L’auteur montre bien que Mai 68 constitue un choc pour le PCF. La ligne du Parti, qui justifie et valide l’accord de Grenelle, entraîne la contestation de sa base, entrée en sympathie avec la concurrence d’extrême gauche. Même si la ligne du Parti reste majoritaire chez les militants, les événements de Mai 1968 constituent un ébranlement, d’autant que les conflits sociaux dans l’entreprise, comme dans le reste de la métallurgie, sont davantage portés par des établis d’une part et par des ouvriers spécialisés, souvent issus de l’immigration, d’autre part. Comme dans le reste de la société, le PCF a du mal à canaliser les contestations. La « lutte pour le bifteck » a été supplantée par la lutte pour « la qualité de vie ». Les efforts de recrutement et le volontarisme politique permettent de compenser ce recul et même de connaître une croissance des effectifs en trompe-l’œil.

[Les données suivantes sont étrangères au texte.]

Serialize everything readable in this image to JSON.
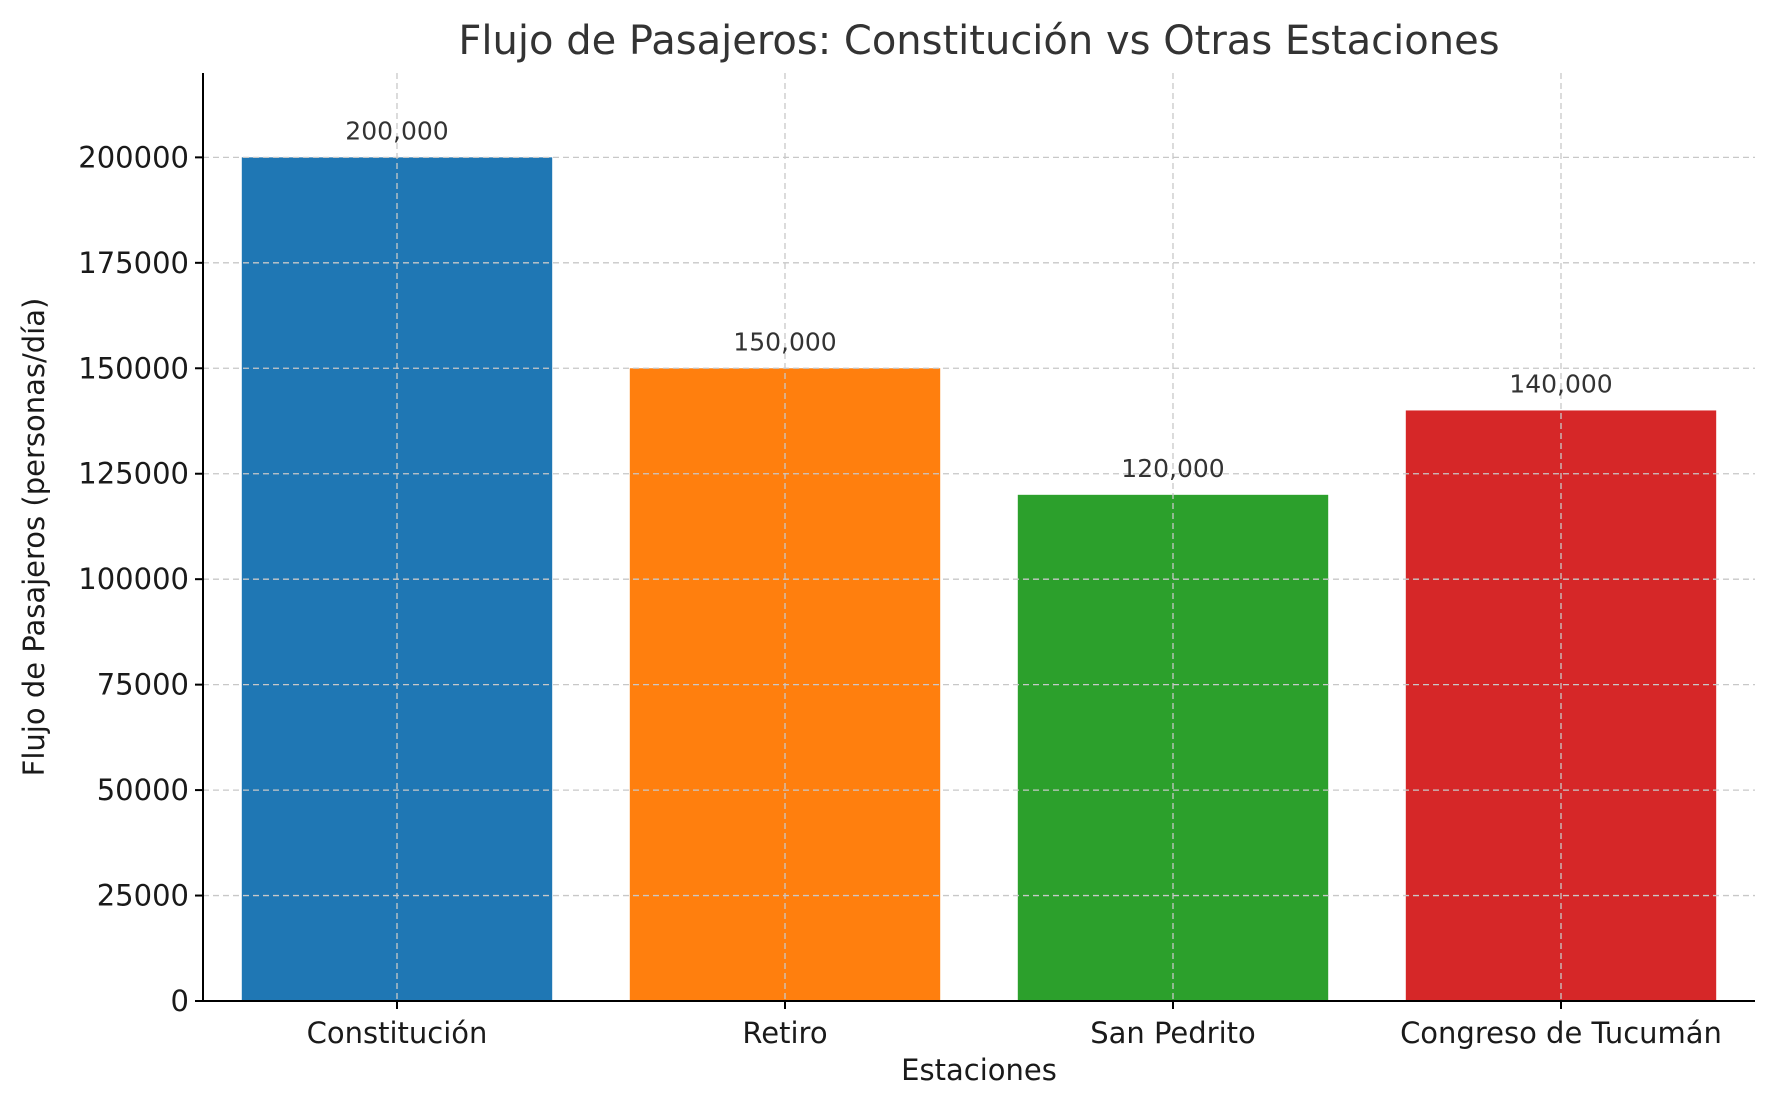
{
  "chart_data": {
    "type": "bar",
    "title": "Flujo de Pasajeros: Constitución vs Otras Estaciones",
    "xlabel": "Estaciones",
    "ylabel": "Flujo de Pasajeros (personas/día)",
    "categories": [
      "Constitución",
      "Retiro",
      "San Pedrito",
      "Congreso de Tucumán"
    ],
    "values": [
      200000,
      150000,
      120000,
      140000
    ],
    "value_labels": [
      "200,000",
      "150,000",
      "120,000",
      "140,000"
    ],
    "colors": [
      "#1f77b4",
      "#ff7f0e",
      "#2ca02c",
      "#d62728"
    ],
    "ylim": [
      0,
      220000
    ],
    "yticks": [
      0,
      25000,
      50000,
      75000,
      100000,
      125000,
      150000,
      175000,
      200000
    ],
    "ytick_labels": [
      "0",
      "25000",
      "50000",
      "75000",
      "100000",
      "125000",
      "150000",
      "175000",
      "200000"
    ],
    "grid": true,
    "grid_style": "dashed",
    "legend": false
  }
}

L’embellie est de brève durée et le mirage se fracasse sur l’échec de l’Union de la gauche et la difficulté que le PCF a à s’adapter aux nouvelles stratégies managériales et celle des rapports sociaux dans l’entreprise. Entre 1981 et 1984, le communisme dans l’usine est porté par les lois sociales mais elles entrent en concurrence avec les nécessités économiques imposées par le tournant de la rigueur. Le PCF adopte de nouveau une posture combative mais il a perdu de son audience et ses relais se sont amenuisés. Avant la fermeture de l’île Seguin, le conflit autour des « 10 de Renault », ces militants qui avaient pénétré de force dans les bureaux de la direction et dont l’affaire judiciaire devient un symbole et l’ultime tentative de renverser un rapport de force.

 

Cette étude finement conduite montre que le PCF a finalement davantage accompagné les politiques de la direction que réussi à imposer une autre politique. Privilégiant l’encadrement et le recrutement, les militants communistes se sont davantage intégrés au système, loin de l’image que le PCF a cherché à donner de lui même.